Phenaki video is a website showcasing examples of videos generated by the Phenaki model, which can synthesize realistic videos from textual prompt sequences. The model is trained on a combination of videos and images, with varying percentages of each, and can generate videos that are as long as multiple minutes. The examples provided on the website include a cat listening to music with headphones, a dog playing the piano, and an astronaut riding a horse on Mars with a sunset in the background, among others. The model is designed to handle variable-length videos and can generate videos conditioned on a sequence of prompts, which can be time-variable or in the form of a story.
⚡Top 5 Phenaki Features:
- Text-to-Video Astronaut: Users can create videos about astronauts by choosing combinations of context words for the video’s content. The model is trained on videos and can generate HD videos with various scenarios, such as riding a horse or dinosaur, swimming, or even on Mars with Earth in the background.
- Encoder-Decoder Model: Phenaki uses an encoder-decoder model that compresses videos to discrete embeddings, or tokens, with a tokenizer that can work with variable-length videos thanks to its use of causal attention in time.

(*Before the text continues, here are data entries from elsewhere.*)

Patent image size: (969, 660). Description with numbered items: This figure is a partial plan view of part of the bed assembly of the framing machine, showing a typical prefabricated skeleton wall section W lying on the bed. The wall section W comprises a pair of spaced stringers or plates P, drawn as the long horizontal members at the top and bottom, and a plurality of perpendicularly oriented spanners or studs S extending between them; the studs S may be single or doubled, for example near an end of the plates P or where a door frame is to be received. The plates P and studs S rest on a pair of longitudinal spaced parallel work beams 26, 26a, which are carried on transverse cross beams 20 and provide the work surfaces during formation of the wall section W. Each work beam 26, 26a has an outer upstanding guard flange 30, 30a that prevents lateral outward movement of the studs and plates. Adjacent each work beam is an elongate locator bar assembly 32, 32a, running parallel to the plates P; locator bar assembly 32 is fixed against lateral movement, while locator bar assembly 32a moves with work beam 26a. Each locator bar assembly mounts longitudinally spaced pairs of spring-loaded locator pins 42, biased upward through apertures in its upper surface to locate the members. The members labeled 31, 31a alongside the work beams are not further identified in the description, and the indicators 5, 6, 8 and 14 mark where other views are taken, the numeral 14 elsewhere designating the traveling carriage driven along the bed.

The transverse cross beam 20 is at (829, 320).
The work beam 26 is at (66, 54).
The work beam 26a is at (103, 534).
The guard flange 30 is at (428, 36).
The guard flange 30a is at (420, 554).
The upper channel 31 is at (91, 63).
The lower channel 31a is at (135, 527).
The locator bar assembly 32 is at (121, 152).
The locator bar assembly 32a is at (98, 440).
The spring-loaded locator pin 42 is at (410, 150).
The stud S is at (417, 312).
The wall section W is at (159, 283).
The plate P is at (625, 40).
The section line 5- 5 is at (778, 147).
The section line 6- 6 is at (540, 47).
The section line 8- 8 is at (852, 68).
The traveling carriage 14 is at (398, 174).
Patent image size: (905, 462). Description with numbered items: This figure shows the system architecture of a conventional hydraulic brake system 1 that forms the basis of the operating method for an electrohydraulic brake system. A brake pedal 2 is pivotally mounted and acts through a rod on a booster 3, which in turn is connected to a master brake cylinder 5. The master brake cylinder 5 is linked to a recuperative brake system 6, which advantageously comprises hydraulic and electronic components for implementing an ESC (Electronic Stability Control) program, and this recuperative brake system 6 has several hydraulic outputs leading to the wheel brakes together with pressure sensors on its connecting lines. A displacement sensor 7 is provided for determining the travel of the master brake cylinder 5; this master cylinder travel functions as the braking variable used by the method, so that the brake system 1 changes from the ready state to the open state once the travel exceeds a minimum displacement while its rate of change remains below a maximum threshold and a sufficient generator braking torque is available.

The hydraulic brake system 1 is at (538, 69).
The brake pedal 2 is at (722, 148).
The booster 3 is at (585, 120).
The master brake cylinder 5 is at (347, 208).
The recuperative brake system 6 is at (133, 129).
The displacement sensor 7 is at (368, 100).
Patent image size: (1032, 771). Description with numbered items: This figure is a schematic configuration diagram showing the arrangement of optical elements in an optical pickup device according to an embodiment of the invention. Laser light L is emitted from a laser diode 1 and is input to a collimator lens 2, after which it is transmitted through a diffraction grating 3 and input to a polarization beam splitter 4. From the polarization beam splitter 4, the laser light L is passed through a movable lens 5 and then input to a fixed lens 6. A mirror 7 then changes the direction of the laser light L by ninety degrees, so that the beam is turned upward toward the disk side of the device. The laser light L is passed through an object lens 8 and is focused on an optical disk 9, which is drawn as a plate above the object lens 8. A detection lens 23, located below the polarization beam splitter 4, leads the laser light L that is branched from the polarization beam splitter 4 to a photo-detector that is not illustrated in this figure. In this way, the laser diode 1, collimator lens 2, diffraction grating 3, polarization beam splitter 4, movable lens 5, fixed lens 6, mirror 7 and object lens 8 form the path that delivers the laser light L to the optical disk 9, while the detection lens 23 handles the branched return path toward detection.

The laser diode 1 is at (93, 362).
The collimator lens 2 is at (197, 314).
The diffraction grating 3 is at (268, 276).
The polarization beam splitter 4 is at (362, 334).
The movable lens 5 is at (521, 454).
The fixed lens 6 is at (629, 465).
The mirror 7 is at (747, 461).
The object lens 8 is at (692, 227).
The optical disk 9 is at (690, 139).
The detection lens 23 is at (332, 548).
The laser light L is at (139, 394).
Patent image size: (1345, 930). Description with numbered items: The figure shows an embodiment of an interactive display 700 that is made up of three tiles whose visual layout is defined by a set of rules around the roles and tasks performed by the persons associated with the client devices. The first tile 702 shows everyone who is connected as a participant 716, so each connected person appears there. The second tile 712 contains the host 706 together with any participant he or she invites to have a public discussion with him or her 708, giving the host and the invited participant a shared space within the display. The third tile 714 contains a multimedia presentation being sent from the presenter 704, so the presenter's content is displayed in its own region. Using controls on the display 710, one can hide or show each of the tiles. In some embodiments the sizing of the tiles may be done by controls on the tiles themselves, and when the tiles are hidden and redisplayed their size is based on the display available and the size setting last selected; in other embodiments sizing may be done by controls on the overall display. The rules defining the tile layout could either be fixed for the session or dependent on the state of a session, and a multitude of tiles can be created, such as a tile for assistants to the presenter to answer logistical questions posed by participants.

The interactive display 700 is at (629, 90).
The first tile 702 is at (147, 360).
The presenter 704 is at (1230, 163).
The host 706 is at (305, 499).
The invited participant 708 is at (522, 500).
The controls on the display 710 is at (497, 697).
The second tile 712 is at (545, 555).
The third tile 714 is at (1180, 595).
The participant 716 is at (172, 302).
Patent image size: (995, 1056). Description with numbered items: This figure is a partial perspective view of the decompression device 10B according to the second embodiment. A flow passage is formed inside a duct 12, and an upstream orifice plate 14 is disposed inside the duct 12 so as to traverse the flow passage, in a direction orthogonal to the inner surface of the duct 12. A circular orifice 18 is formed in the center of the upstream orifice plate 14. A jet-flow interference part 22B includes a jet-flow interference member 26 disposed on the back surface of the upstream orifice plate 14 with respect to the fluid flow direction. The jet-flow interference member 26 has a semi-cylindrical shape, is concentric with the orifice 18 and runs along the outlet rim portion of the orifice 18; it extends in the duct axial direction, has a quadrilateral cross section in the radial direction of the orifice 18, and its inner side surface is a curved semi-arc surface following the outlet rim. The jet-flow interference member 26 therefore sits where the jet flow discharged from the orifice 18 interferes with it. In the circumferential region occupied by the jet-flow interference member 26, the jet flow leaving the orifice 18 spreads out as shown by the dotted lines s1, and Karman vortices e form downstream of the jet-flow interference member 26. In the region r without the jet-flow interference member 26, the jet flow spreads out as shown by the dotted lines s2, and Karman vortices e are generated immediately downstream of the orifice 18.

- Transformer Model: The model translates text embeddings to video tokens using a bi-directional masked transformer conditioned on pre-computed text tokens, which are then de-tokenized to create the actual video.
- Joint Training: Phenaki demonstrates that joint training on a large corpus of image-text pairs and a smaller number of video-text examples can result in generalization beyond what is available in the video datasets alone.
- Spatial Super-Resolution: Phenaki’s output can be fed to Imagen Video, which performs spatial super-resolution, incorporating the text into the super-resolution module to enhance the output.
⚡Top 5 Phenaki Use Cases:
- First Person View of Riding a Motorcycle: Generate videos from textual prompts, such as a first-person view of riding a motorcycle through a busy street, a busy road in the woods, or very slowly in the woods.
- First Person View of Running: Phenaki can create videos of running through the woods, towards a beautiful house, or between houses with robots.
- First Person View of Flying: Create videos of flying on the sea over the ships, zooming towards a ship, or zooming out quickly from the coastal city.
- Timelapse of Sunset in the Modern City: Phenaki can create a timelapse of sunset in a modern city.
- Astronaut in the Blue Room: Generate videos of an astronaut in a blue room, typing in the keyboard, or leaving the keyboard and walking away.